(The Center Square) – The Federal Railroad Administration (FRA) has allocated up to $2.2 million to help rehabilitate and automate a historic railroad bridge over the Cumberland River in Clarksville.
R.J. Corman Railroad Group will receive the funds as part of the FRA’s fiscal year 2020 Consolidated Rail Infrastructure and Safety Improvements (CRISI) Program, authorized by the Fixing America’s Surface Transportation (FAST) Act.
The Clarksville project is one of 50 projects in 29 states the FRA selected to receive $320.6 million in funds.
“This $320.6 million federal investment will upgrade U.S. rail infrastructure and enhance rail safety in communities across America,” U.S. Transportation Secretary Elaine Chao said in a statement.
In Clarksville, the project rehabilitates and “automates the Cumberland River Bridge’s turning mechanism and remote dispatch integration on the R.J. Corman Memphis Line over the Cumberland River,” the FRA said. Workers also will repair “the turning mechanism for the drawspan” to eliminate “turn malfunctions” and reduce “unexpected delays for river and rail traffic across the bridge.”
As of 2020, more than one-third of bridge turns (35%) resulted in failure, and, on average, it took two hours to resolve a malfunction. Introducing automation and remote dispatch of the turning mechanism will streamline operations and reduce the number of people needed to manually turn the bridge, the FRA said.

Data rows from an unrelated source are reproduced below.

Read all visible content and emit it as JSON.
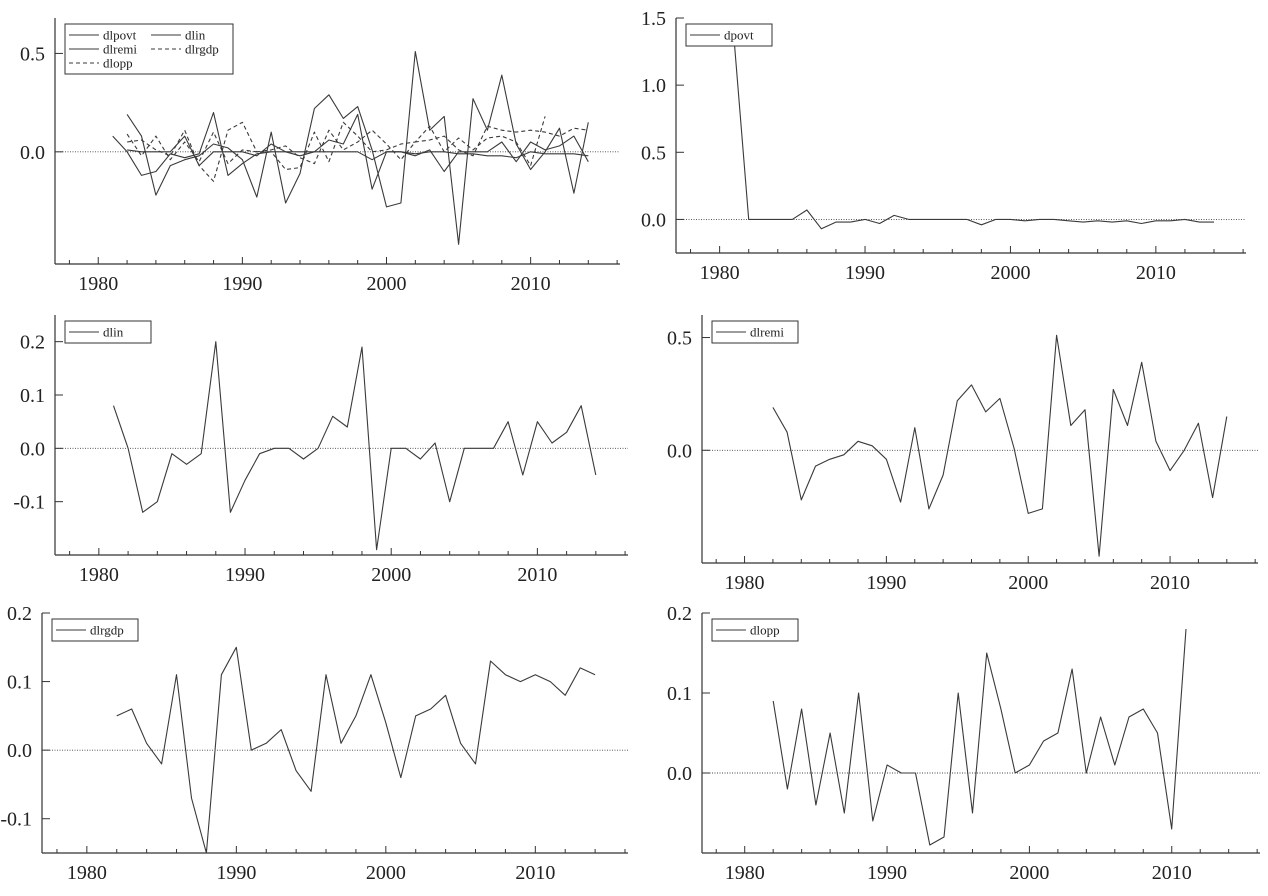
{
  "chart_data": [
    {
      "type": "line",
      "title": "",
      "xlabel": "",
      "ylabel": "",
      "xlim": [
        1977,
        2016.2
      ],
      "ylim": [
        -0.57,
        0.68
      ],
      "xticks": [
        1980,
        1990,
        2000,
        2010
      ],
      "yticks": [
        0.5,
        0.0
      ],
      "ytick_labels": [
        "0.5",
        "0.0"
      ],
      "legend_position": "top-left",
      "legend_columns": 2,
      "series": [
        {
          "name": "dlpovt",
          "dash": "solid",
          "x": [
            1982,
            1983,
            1984,
            1985,
            1986,
            1987,
            1988,
            1989,
            1990,
            1991,
            1992,
            1993,
            1994,
            1995,
            1996,
            1997,
            1998,
            1999,
            2000,
            2001,
            2002,
            2003,
            2004,
            2005,
            2006,
            2007,
            2008,
            2009,
            2010,
            2011,
            2012,
            2013,
            2014
          ],
          "y": [
            0.01,
            0.0,
            0.0,
            0.0,
            0.08,
            -0.07,
            0.0,
            0.0,
            0.0,
            -0.02,
            0.04,
            0.0,
            0.0,
            0.0,
            0.0,
            0.0,
            0.0,
            -0.04,
            0.0,
            0.0,
            -0.01,
            0.0,
            0.0,
            -0.01,
            -0.01,
            -0.02,
            -0.02,
            -0.03,
            0.0,
            -0.01,
            -0.01,
            -0.01,
            -0.02
          ]
        },
        {
          "name": "dlin",
          "dash": "solid",
          "x": [
            1981,
            1982,
            1983,
            1984,
            1985,
            1986,
            1987,
            1988,
            1989,
            1990,
            1991,
            1992,
            1993,
            1994,
            1995,
            1996,
            1997,
            1998,
            1999,
            2000,
            2001,
            2002,
            2003,
            2004,
            2005,
            2006,
            2007,
            2008,
            2009,
            2010,
            2011,
            2012,
            2013,
            2014
          ],
          "y": [
            0.08,
            0.0,
            -0.12,
            -0.1,
            -0.01,
            -0.03,
            -0.01,
            0.2,
            -0.12,
            -0.06,
            -0.01,
            0.0,
            0.0,
            -0.02,
            0.0,
            0.06,
            0.04,
            0.19,
            -0.19,
            0.0,
            0.0,
            -0.02,
            0.01,
            -0.1,
            0.0,
            0.0,
            0.0,
            0.05,
            -0.05,
            0.05,
            0.01,
            0.03,
            0.08,
            -0.05
          ]
        },
        {
          "name": "dlremi",
          "dash": "solid",
          "x": [
            1982,
            1983,
            1984,
            1985,
            1986,
            1987,
            1988,
            1989,
            1990,
            1991,
            1992,
            1993,
            1994,
            1995,
            1996,
            1997,
            1998,
            1999,
            2000,
            2001,
            2002,
            2003,
            2004,
            2005,
            2006,
            2007,
            2008,
            2009,
            2010,
            2011,
            2012,
            2013,
            2014
          ],
          "y": [
            0.19,
            0.08,
            -0.22,
            -0.07,
            -0.04,
            -0.02,
            0.04,
            0.02,
            -0.04,
            -0.23,
            0.1,
            -0.26,
            -0.11,
            0.22,
            0.29,
            0.17,
            0.23,
            0.01,
            -0.28,
            -0.26,
            0.51,
            0.11,
            0.18,
            -0.47,
            0.27,
            0.11,
            0.39,
            0.04,
            -0.09,
            0.0,
            0.12,
            -0.21,
            0.15
          ]
        },
        {
          "name": "dlrgdp",
          "dash": "dashed",
          "x": [
            1982,
            1983,
            1984,
            1985,
            1986,
            1987,
            1988,
            1989,
            1990,
            1991,
            1992,
            1993,
            1994,
            1995,
            1996,
            1997,
            1998,
            1999,
            2000,
            2001,
            2002,
            2003,
            2004,
            2005,
            2006,
            2007,
            2008,
            2009,
            2010,
            2011,
            2012,
            2013,
            2014
          ],
          "y": [
            0.05,
            0.06,
            0.01,
            -0.02,
            0.11,
            -0.07,
            -0.15,
            0.11,
            0.15,
            0.0,
            0.01,
            0.03,
            -0.03,
            -0.06,
            0.11,
            0.01,
            0.05,
            0.11,
            0.04,
            -0.04,
            0.05,
            0.06,
            0.08,
            0.01,
            -0.02,
            0.13,
            0.11,
            0.1,
            0.11,
            0.1,
            0.08,
            0.12,
            0.11
          ]
        },
        {
          "name": "dlopp",
          "dash": "dashed",
          "x": [
            1982,
            1983,
            1984,
            1985,
            1986,
            1987,
            1988,
            1989,
            1990,
            1991,
            1992,
            1993,
            1994,
            1995,
            1996,
            1997,
            1998,
            1999,
            2000,
            2001,
            2002,
            2003,
            2004,
            2005,
            2006,
            2007,
            2008,
            2009,
            2010,
            2011
          ],
          "y": [
            0.09,
            -0.02,
            0.08,
            -0.04,
            0.05,
            -0.05,
            0.1,
            -0.06,
            0.01,
            0.0,
            0.0,
            -0.09,
            -0.08,
            0.1,
            -0.05,
            0.15,
            0.08,
            0.0,
            0.01,
            0.04,
            0.05,
            0.13,
            0.0,
            0.07,
            0.01,
            0.07,
            0.08,
            0.05,
            -0.07,
            0.18
          ]
        }
      ]
    },
    {
      "type": "line",
      "title": "",
      "xlabel": "",
      "ylabel": "",
      "xlim": [
        1977,
        2016.2
      ],
      "ylim": [
        -0.25,
        1.5
      ],
      "xticks": [
        1980,
        1990,
        2000,
        2010
      ],
      "yticks": [
        1.5,
        1.0,
        0.5,
        0.0
      ],
      "ytick_labels": [
        "1.5",
        "1.0",
        "0.5",
        "0.0"
      ],
      "legend_position": "top-left",
      "legend_columns": 1,
      "series": [
        {
          "name": "dpovt",
          "dash": "solid",
          "x": [
            1981,
            1982,
            1983,
            1984,
            1985,
            1986,
            1987,
            1988,
            1989,
            1990,
            1991,
            1992,
            1993,
            1994,
            1995,
            1996,
            1997,
            1998,
            1999,
            2000,
            2001,
            2002,
            2003,
            2004,
            2005,
            2006,
            2007,
            2008,
            2009,
            2010,
            2011,
            2012,
            2013,
            2014
          ],
          "y": [
            1.33,
            0.0,
            0.0,
            0.0,
            0.0,
            0.07,
            -0.07,
            -0.02,
            -0.02,
            0.0,
            -0.03,
            0.03,
            0.0,
            0.0,
            0.0,
            0.0,
            0.0,
            -0.04,
            0.0,
            0.0,
            -0.01,
            0.0,
            0.0,
            -0.01,
            -0.02,
            -0.01,
            -0.02,
            -0.01,
            -0.03,
            -0.01,
            -0.01,
            0.0,
            -0.02,
            -0.02
          ]
        }
      ]
    },
    {
      "type": "line",
      "title": "",
      "xlabel": "",
      "ylabel": "",
      "xlim": [
        1977,
        2016.2
      ],
      "ylim": [
        -0.2,
        0.25
      ],
      "xticks": [
        1980,
        1990,
        2000,
        2010
      ],
      "yticks": [
        0.2,
        0.1,
        0.0,
        -0.1
      ],
      "ytick_labels": [
        "0.2",
        "0.1",
        "0.0",
        "-0.1"
      ],
      "legend_position": "top-left",
      "legend_columns": 1,
      "series": [
        {
          "name": "dlin",
          "dash": "solid",
          "x": [
            1981,
            1982,
            1983,
            1984,
            1985,
            1986,
            1987,
            1988,
            1989,
            1990,
            1991,
            1992,
            1993,
            1994,
            1995,
            1996,
            1997,
            1998,
            1999,
            2000,
            2001,
            2002,
            2003,
            2004,
            2005,
            2006,
            2007,
            2008,
            2009,
            2010,
            2011,
            2012,
            2013,
            2014
          ],
          "y": [
            0.08,
            0.0,
            -0.12,
            -0.1,
            -0.01,
            -0.03,
            -0.01,
            0.2,
            -0.12,
            -0.06,
            -0.01,
            0.0,
            0.0,
            -0.02,
            0.0,
            0.06,
            0.04,
            0.19,
            -0.19,
            0.0,
            0.0,
            -0.02,
            0.01,
            -0.1,
            0.0,
            0.0,
            0.0,
            0.05,
            -0.05,
            0.05,
            0.01,
            0.03,
            0.08,
            -0.05
          ]
        }
      ]
    },
    {
      "type": "line",
      "title": "",
      "xlabel": "",
      "ylabel": "",
      "xlim": [
        1977,
        2016.2
      ],
      "ylim": [
        -0.5,
        0.6
      ],
      "xticks": [
        1980,
        1990,
        2000,
        2010
      ],
      "yticks": [
        0.5,
        0.0
      ],
      "ytick_labels": [
        "0.5",
        "0.0"
      ],
      "legend_position": "top-left",
      "legend_columns": 1,
      "series": [
        {
          "name": "dlremi",
          "dash": "solid",
          "x": [
            1982,
            1983,
            1984,
            1985,
            1986,
            1987,
            1988,
            1989,
            1990,
            1991,
            1992,
            1993,
            1994,
            1995,
            1996,
            1997,
            1998,
            1999,
            2000,
            2001,
            2002,
            2003,
            2004,
            2005,
            2006,
            2007,
            2008,
            2009,
            2010,
            2011,
            2012,
            2013,
            2014
          ],
          "y": [
            0.19,
            0.08,
            -0.22,
            -0.07,
            -0.04,
            -0.02,
            0.04,
            0.02,
            -0.04,
            -0.23,
            0.1,
            -0.26,
            -0.11,
            0.22,
            0.29,
            0.17,
            0.23,
            0.01,
            -0.28,
            -0.26,
            0.51,
            0.11,
            0.18,
            -0.47,
            0.27,
            0.11,
            0.39,
            0.04,
            -0.09,
            0.0,
            0.12,
            -0.21,
            0.15
          ]
        }
      ]
    },
    {
      "type": "line",
      "title": "",
      "xlabel": "",
      "ylabel": "",
      "xlim": [
        1977,
        2016.2
      ],
      "ylim": [
        -0.15,
        0.2
      ],
      "xticks": [
        1980,
        1990,
        2000,
        2010
      ],
      "yticks": [
        0.2,
        0.1,
        0.0,
        -0.1
      ],
      "ytick_labels": [
        "0.2",
        "0.1",
        "0.0",
        "-0.1"
      ],
      "legend_position": "top-left",
      "legend_columns": 1,
      "series": [
        {
          "name": "dlrgdp",
          "dash": "solid",
          "x": [
            1982,
            1983,
            1984,
            1985,
            1986,
            1987,
            1988,
            1989,
            1990,
            1991,
            1992,
            1993,
            1994,
            1995,
            1996,
            1997,
            1998,
            1999,
            2000,
            2001,
            2002,
            2003,
            2004,
            2005,
            2006,
            2007,
            2008,
            2009,
            2010,
            2011,
            2012,
            2013,
            2014
          ],
          "y": [
            0.05,
            0.06,
            0.01,
            -0.02,
            0.11,
            -0.07,
            -0.15,
            0.11,
            0.15,
            0.0,
            0.01,
            0.03,
            -0.03,
            -0.06,
            0.11,
            0.01,
            0.05,
            0.11,
            0.04,
            -0.04,
            0.05,
            0.06,
            0.08,
            0.01,
            -0.02,
            0.13,
            0.11,
            0.1,
            0.11,
            0.1,
            0.08,
            0.12,
            0.11
          ]
        }
      ]
    },
    {
      "type": "line",
      "title": "",
      "xlabel": "",
      "ylabel": "",
      "xlim": [
        1977,
        2016.2
      ],
      "ylim": [
        -0.1,
        0.2
      ],
      "xticks": [
        1980,
        1990,
        2000,
        2010
      ],
      "yticks": [
        0.2,
        0.1,
        0.0
      ],
      "ytick_labels": [
        "0.2",
        "0.1",
        "0.0"
      ],
      "legend_position": "top-left",
      "legend_columns": 1,
      "series": [
        {
          "name": "dlopp",
          "dash": "solid",
          "x": [
            1982,
            1983,
            1984,
            1985,
            1986,
            1987,
            1988,
            1989,
            1990,
            1991,
            1992,
            1993,
            1994,
            1995,
            1996,
            1997,
            1998,
            1999,
            2000,
            2001,
            2002,
            2003,
            2004,
            2005,
            2006,
            2007,
            2008,
            2009,
            2010,
            2011
          ],
          "y": [
            0.09,
            -0.02,
            0.08,
            -0.04,
            0.05,
            -0.05,
            0.1,
            -0.06,
            0.01,
            0.0,
            0.0,
            -0.09,
            -0.08,
            0.1,
            -0.05,
            0.15,
            0.08,
            0.0,
            0.01,
            0.04,
            0.05,
            0.13,
            0.0,
            0.07,
            0.01,
            0.07,
            0.08,
            0.05,
            -0.07,
            0.18
          ]
        }
      ]
    }
  ]
}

The Clarksville project is one of 32 located in an opportunity zone. The government created the zones “to revitalize economically distressed communities using private investments,” the FRA said.
“The bread and butter of this program is investing in upgrading Class II and Class III railroads, the one that connects rural communities and their manufacturing and agricultural plants into the broader U.S. economy,” Progressive Railroading quoted FRA Deputy Administrator Quintin Kendall as saying during a recent call with the media.

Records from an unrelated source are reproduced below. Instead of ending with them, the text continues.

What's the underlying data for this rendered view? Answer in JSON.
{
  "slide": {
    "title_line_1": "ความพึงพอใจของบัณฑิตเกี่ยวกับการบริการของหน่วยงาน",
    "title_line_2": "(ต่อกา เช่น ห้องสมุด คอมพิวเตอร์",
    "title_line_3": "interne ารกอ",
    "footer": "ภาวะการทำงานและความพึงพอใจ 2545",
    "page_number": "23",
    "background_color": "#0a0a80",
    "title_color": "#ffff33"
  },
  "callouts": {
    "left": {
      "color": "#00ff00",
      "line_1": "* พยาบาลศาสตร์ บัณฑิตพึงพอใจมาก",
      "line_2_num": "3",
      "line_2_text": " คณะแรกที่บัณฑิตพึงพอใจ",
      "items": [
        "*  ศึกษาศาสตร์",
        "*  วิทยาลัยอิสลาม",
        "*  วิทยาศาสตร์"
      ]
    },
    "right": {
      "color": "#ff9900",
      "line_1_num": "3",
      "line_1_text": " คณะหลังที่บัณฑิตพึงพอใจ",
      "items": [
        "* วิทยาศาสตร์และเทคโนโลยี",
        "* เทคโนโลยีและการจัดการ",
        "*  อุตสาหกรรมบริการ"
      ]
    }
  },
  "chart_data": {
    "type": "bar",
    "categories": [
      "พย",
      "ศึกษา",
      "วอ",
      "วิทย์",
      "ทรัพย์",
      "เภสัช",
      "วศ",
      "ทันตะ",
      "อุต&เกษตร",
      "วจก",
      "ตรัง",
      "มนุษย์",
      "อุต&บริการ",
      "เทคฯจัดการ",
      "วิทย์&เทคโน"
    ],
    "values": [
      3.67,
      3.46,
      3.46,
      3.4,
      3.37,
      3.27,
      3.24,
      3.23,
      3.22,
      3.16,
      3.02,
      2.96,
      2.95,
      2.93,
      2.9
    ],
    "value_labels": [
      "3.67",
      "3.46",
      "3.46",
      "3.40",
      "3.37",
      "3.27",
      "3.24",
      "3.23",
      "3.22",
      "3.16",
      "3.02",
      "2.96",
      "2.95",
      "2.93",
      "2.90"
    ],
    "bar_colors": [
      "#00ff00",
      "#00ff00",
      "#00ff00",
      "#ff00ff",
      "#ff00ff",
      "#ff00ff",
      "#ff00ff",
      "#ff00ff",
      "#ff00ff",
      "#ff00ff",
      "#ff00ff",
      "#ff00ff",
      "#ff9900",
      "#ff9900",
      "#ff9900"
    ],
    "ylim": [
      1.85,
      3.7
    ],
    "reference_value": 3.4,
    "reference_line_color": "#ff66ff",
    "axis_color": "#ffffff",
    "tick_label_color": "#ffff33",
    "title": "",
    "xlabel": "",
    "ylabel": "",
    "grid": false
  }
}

The Memphis, Clarksville & Louisville Railroad built the original bridge across the Cumberland River in the mid-19th century. Successor railroads overhauled and rehabilitated the bridge various times over the years.
Tennessee gave Montgomery County $945,926 in 2009 to improve the bridge’s structural integrity and safety. The project also helped with “economic development and urban renewal efforts,” officials said at the time.

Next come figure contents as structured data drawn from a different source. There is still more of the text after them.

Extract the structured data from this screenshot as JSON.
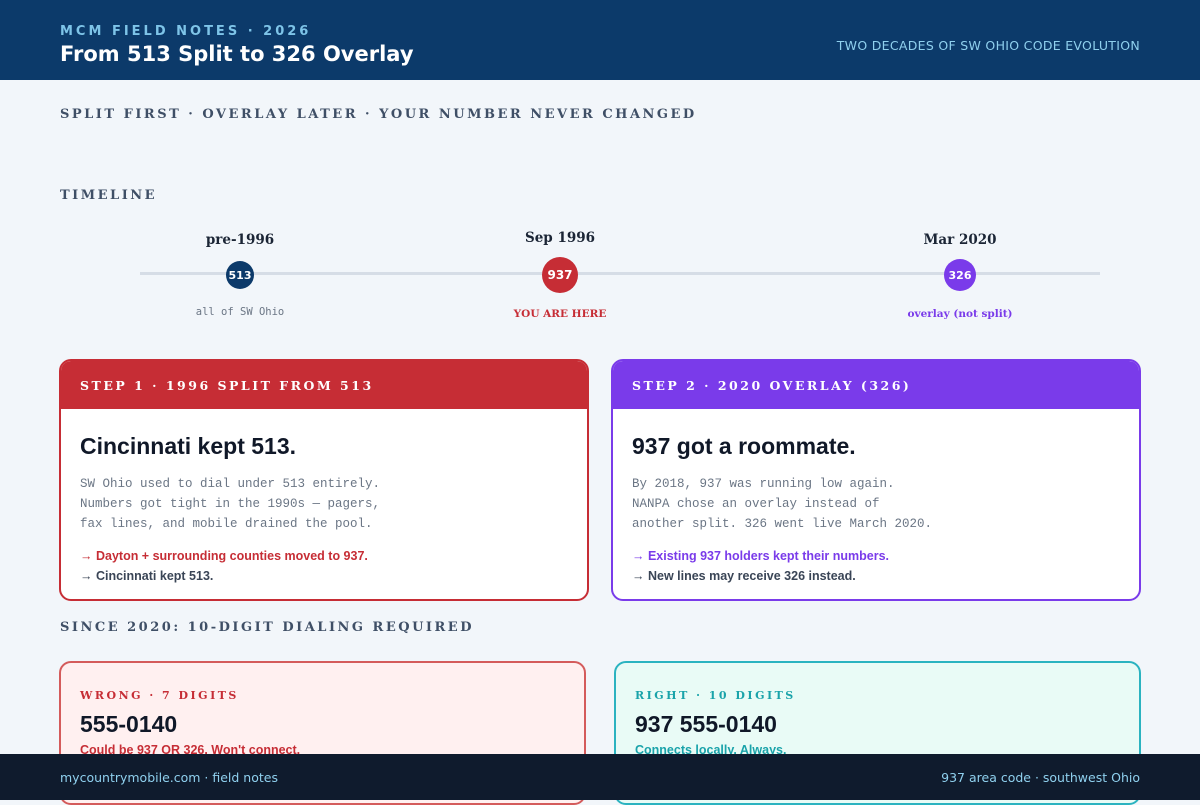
{
  "header": {
    "eyebrow": "MCM FIELD NOTES · 2026",
    "title": "From 513 Split to 326 Overlay",
    "tagline": "TWO DECADES OF SW OHIO CODE EVOLUTION"
  },
  "kicker": "SPLIT FIRST · OVERLAY LATER · YOUR NUMBER NEVER CHANGED",
  "timeline": {
    "heading": "TIMELINE",
    "items": [
      {
        "label": "pre-1996",
        "code": "513",
        "note": "all of SW Ohio",
        "color": "#0c3a6a"
      },
      {
        "label": "Sep 1996",
        "code": "937",
        "note": "YOU ARE HERE",
        "color": "#c62d35"
      },
      {
        "label": "Mar 2020",
        "code": "326",
        "note": "overlay (not split)",
        "color": "#7a3bea"
      }
    ]
  },
  "cards": [
    {
      "head": "STEP 1 · 1996 SPLIT FROM 513",
      "title": "Cincinnati kept 513.",
      "body": [
        "SW Ohio used to dial under 513 entirely.",
        "Numbers got tight in the 1990s — pagers,",
        "fax lines, and mobile drained the pool."
      ],
      "bullets": [
        "→ Dayton + surrounding counties moved to 937.",
        "→ Cincinnati kept 513."
      ]
    },
    {
      "head": "STEP 2 · 2020 OVERLAY (326)",
      "title": "937 got a roommate.",
      "body": [
        "By 2018, 937 was running low again.",
        "NANPA chose an overlay instead of",
        "another split. 326 went live March 2020."
      ],
      "bullets": [
        "→ Existing 937 holders kept their numbers.",
        "→ New lines may receive 326 instead."
      ]
    }
  ],
  "dialing": {
    "heading": "SINCE 2020: 10-DIGIT DIALING REQUIRED",
    "wrong": {
      "label": "WRONG · 7 DIGITS",
      "number": "555-0140",
      "note": "Could be 937 OR 326. Won't connect."
    },
    "right": {
      "label": "RIGHT · 10 DIGITS",
      "number": "937 555-0140",
      "note": "Connects locally. Always."
    }
  },
  "footer": {
    "left": "mycountrymobile.com · field notes",
    "right": "937 area code · southwest Ohio"
  }
}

Workers completed a $3.1 million rehabilitation project on the bridge in March 2015, according to newspaper reports at the time. A federal grant administered by the Tennessee Department of Transportation (TDOT) covered more than $2.7 million of the project. R.J. Corman provided 10 percent of the cost and the city of Clarksville and Montgomery County each contributed 5 percent.
The city and county governments also chipped in for decorative LED lighting.